Las ideas y los hechos nunca han caminado de la mano. No se llevan nada bien. Hegel decía que las primeras antecedían a los segundos: que la Historia, con mayúsculas, se va configurando con antelación al ritmo que siguen los acontecimientos cotidianos. Su principal antagonista creía lo mismo pero en sentido opuesto: son las condiciones materiales de nuestras relaciones, decía Marx, las que determinan el curso de la Historia (una vez más, con mayúsculas) mientras los hechos se suceden en una lucha inexorable con la falsa conciencia de la realidad. El primero creía que el Estado acabaría siendo universal y homogéneo; el segundo, que se extinguiría entre las brumas de un pasado inútil.
Escribo esto, porque tengo para mí que estamos viviendo uno de los momentos más ingentes de esa contradicción entre los hechos cotidianos y las ideas más arraigadas, en todos los planos de nuestra convivencia: desde los más simples hasta los que están amenazando nuestra civilización. Pocas veces ha sido tan urgente huir de los lugares comunes para afrontar los tiempos que nos desafían: la pandemia cambió nuestra conciencia de vulnerabilidad con mucha más potencia que el calentamiento global o el agotamiento de los recursos disponibles en el mundo para sobrevivir. El virus no sólo ha enfermado a millones de personas sino al sistema económico global y ha infectado, también, nuestras formas de organización política y social. Para bien y para mal, nada podrá volver a ser como antes.
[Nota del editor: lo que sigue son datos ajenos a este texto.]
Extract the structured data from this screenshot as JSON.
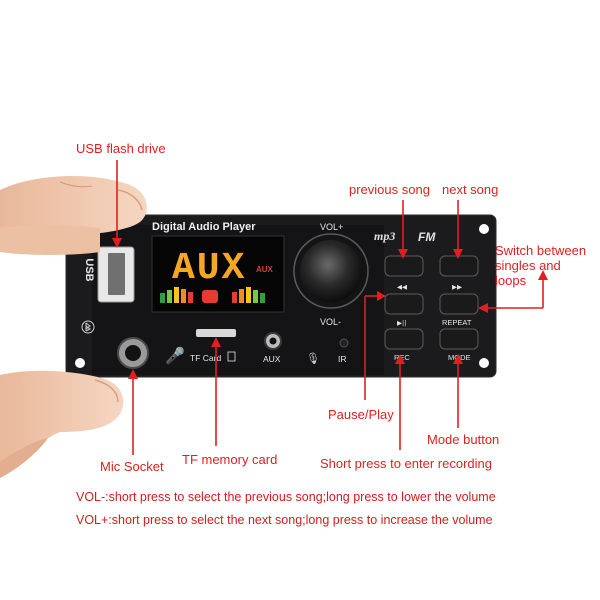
{
  "product": {
    "board_title": "Digital Audio Player",
    "display_text": "AUX",
    "display_badge": "AUX",
    "usb_label": "USB",
    "tf_label": "TF Card",
    "aux_label": "AUX",
    "ir_label": "IR",
    "vol_plus_label": "VOL+",
    "vol_minus_label": "VOL-",
    "logo_mp3": "mp3",
    "logo_fm": "FM",
    "buttons": {
      "prev_label": "◀◀",
      "next_label": "▶▶",
      "play_label": "▶||",
      "repeat_label": "REPEAT",
      "rec_label": "REC",
      "mode_label": "MODE"
    }
  },
  "annotations": {
    "usb_flash_drive": "USB flash drive",
    "previous_song": "previous song",
    "next_song": "next song",
    "switch_between": [
      "Switch between",
      "singles and",
      "loops"
    ],
    "pause_play": "Pause/Play",
    "mode_button": "Mode button",
    "mic_socket": "Mic Socket",
    "tf_memory_card": "TF memory card",
    "short_press_record": "Short press to enter recording"
  },
  "notes": {
    "vol_minus": "VOL-:short press to select the previous song;long press to lower the volume",
    "vol_plus": "VOL+:short press to select the next song;long press to increase the volume"
  },
  "colors": {
    "annotation": "#e02020",
    "board": "#1b1b1d",
    "display_accent": "#f5a623",
    "skin": "#f1c9ad"
  }
}
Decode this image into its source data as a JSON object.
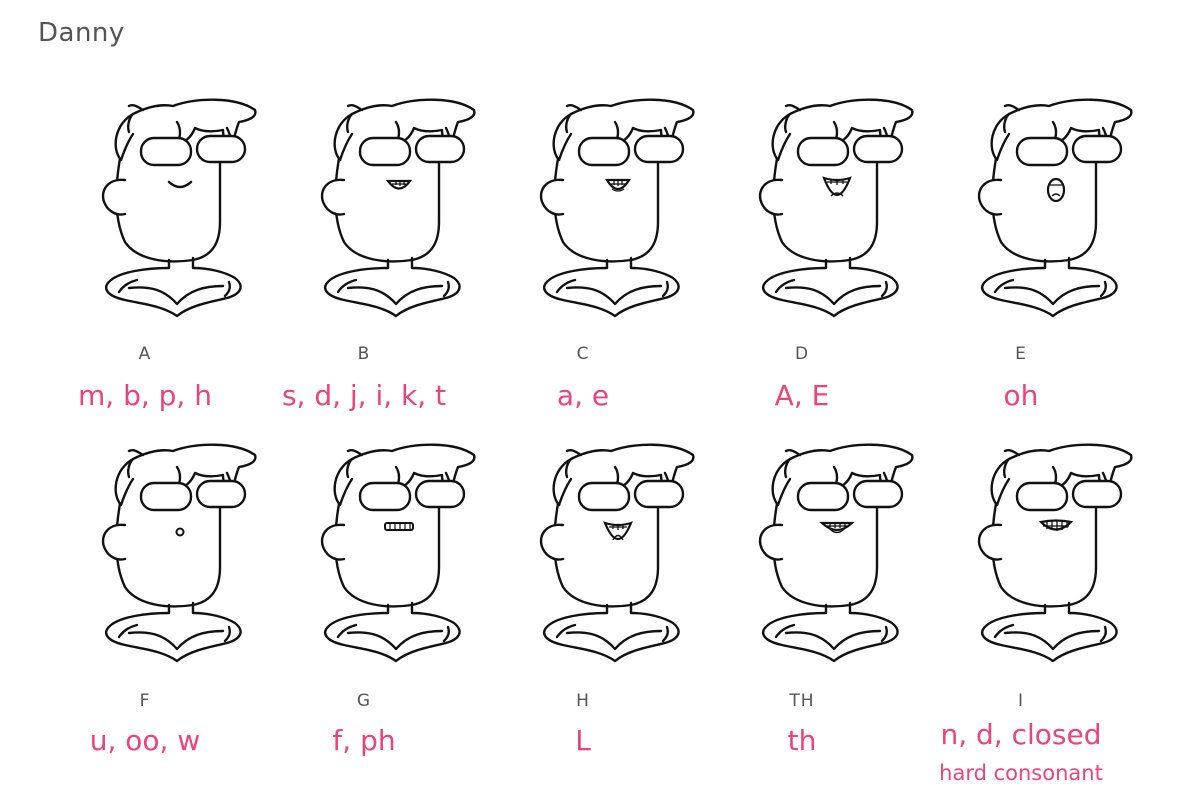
{
  "sheet": {
    "title": "Danny"
  },
  "mouth_shapes": [
    {
      "code": "A",
      "phonemes": "m, b, p, h",
      "mouth": "smile"
    },
    {
      "code": "B",
      "phonemes": "s, d, j, i, k, t",
      "mouth": "teeth-small"
    },
    {
      "code": "C",
      "phonemes": "a, e",
      "mouth": "teeth-open"
    },
    {
      "code": "D",
      "phonemes": "A, E",
      "mouth": "open-wide"
    },
    {
      "code": "E",
      "phonemes": "oh",
      "mouth": "round-open"
    },
    {
      "code": "F",
      "phonemes": "u, oo, w",
      "mouth": "small-o"
    },
    {
      "code": "G",
      "phonemes": "f, ph",
      "mouth": "lip-bite"
    },
    {
      "code": "H",
      "phonemes": "L",
      "mouth": "tongue-up"
    },
    {
      "code": "TH",
      "phonemes": "th",
      "mouth": "tongue-teeth"
    },
    {
      "code": "I",
      "phonemes": "n, d, closed",
      "sub": "hard consonant",
      "mouth": "teeth-closed"
    }
  ],
  "colors": {
    "phoneme": "#e8457c",
    "code": "#555555",
    "line": "#111111"
  }
}
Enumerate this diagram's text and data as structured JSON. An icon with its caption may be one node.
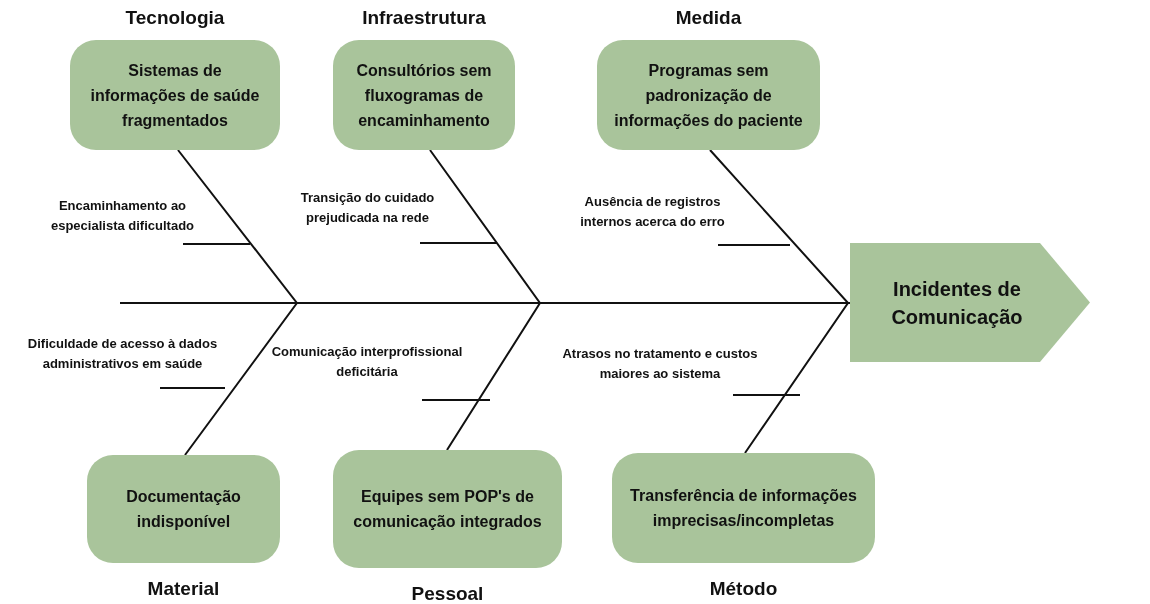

Sin embargo, en flagrante contradicción con esas circunstancias que desafían, a un tiempo, la salud individual y la salud del globo, todas las relaciones económicas, los vínculos sociales y nuestras añejadas concepciones sobre el régimen político, en México asistimos a una contienda a muerte entre cadáveres: de un lado, el que pugna por la restauración del régimen que deshonró las promesas democráticas y sucumbió ante la rebelión electoral del 2018 y de otro, el que busca con denuedo el establecimiento de un Estado paternalista y protector, capaz de construir una sociedad aislada del planeta, tan tradicional como homogénea y obediente de la autoridad indiscutible. No es casual que la disputa entrambos bandos se conjugue siempre en pasado: uno se duele de la vuelta al populismo y el otro del regreso al neoliberalismo. Pero ambos corren airados con la cabeza vuelta hacia atrás.
El régimen de predominio empresarial al que quisieran volver los adversarios principales de López Obrador carece de asidero: aunque ganaran, la lógica económica basada en los negocios y el goteo social está agotada; esa aspiración es tan inviable como el gobierno de un solo hombre apoyado en el reparto de migajas. Los dos bandos rechazan el Estado social y democrático, basado en la garantía imparcial de los derechos que privilegian a los más débiles; los dos detestan la pluralidad política y ven la construcción de paz como un problema de poder y obediencia.
Unos ofrecen empleos precarios con salarios de hambre y los otros, 1,275 pesos a los discapacitados menores de 29 años, 3,748 pesos a los jóvenes que no tienen empleo ni estudios, 2,550 pesos a los adultos mayores o 1,600 pesos bimestrales a los becarios, por citar sólo algunos de los programas estelares del gobierno. A cambio, se han ido cerrando instituciones, cancelando presupuestos (excepto los militares) y achicando hasta la inanición las oficinas públicas. Esos dineros para pobres se reparten directamente, sin intermediarios. Y con ellos, la gente debe salir a comprarse los derechos a la tienda de la esquina.
No es necesario cargas tintas para decir que ambos modelos son inviables. Pero los hechos todavía no se convierten en conciencia. De momento, lo que importa es quién se adueña de la casa.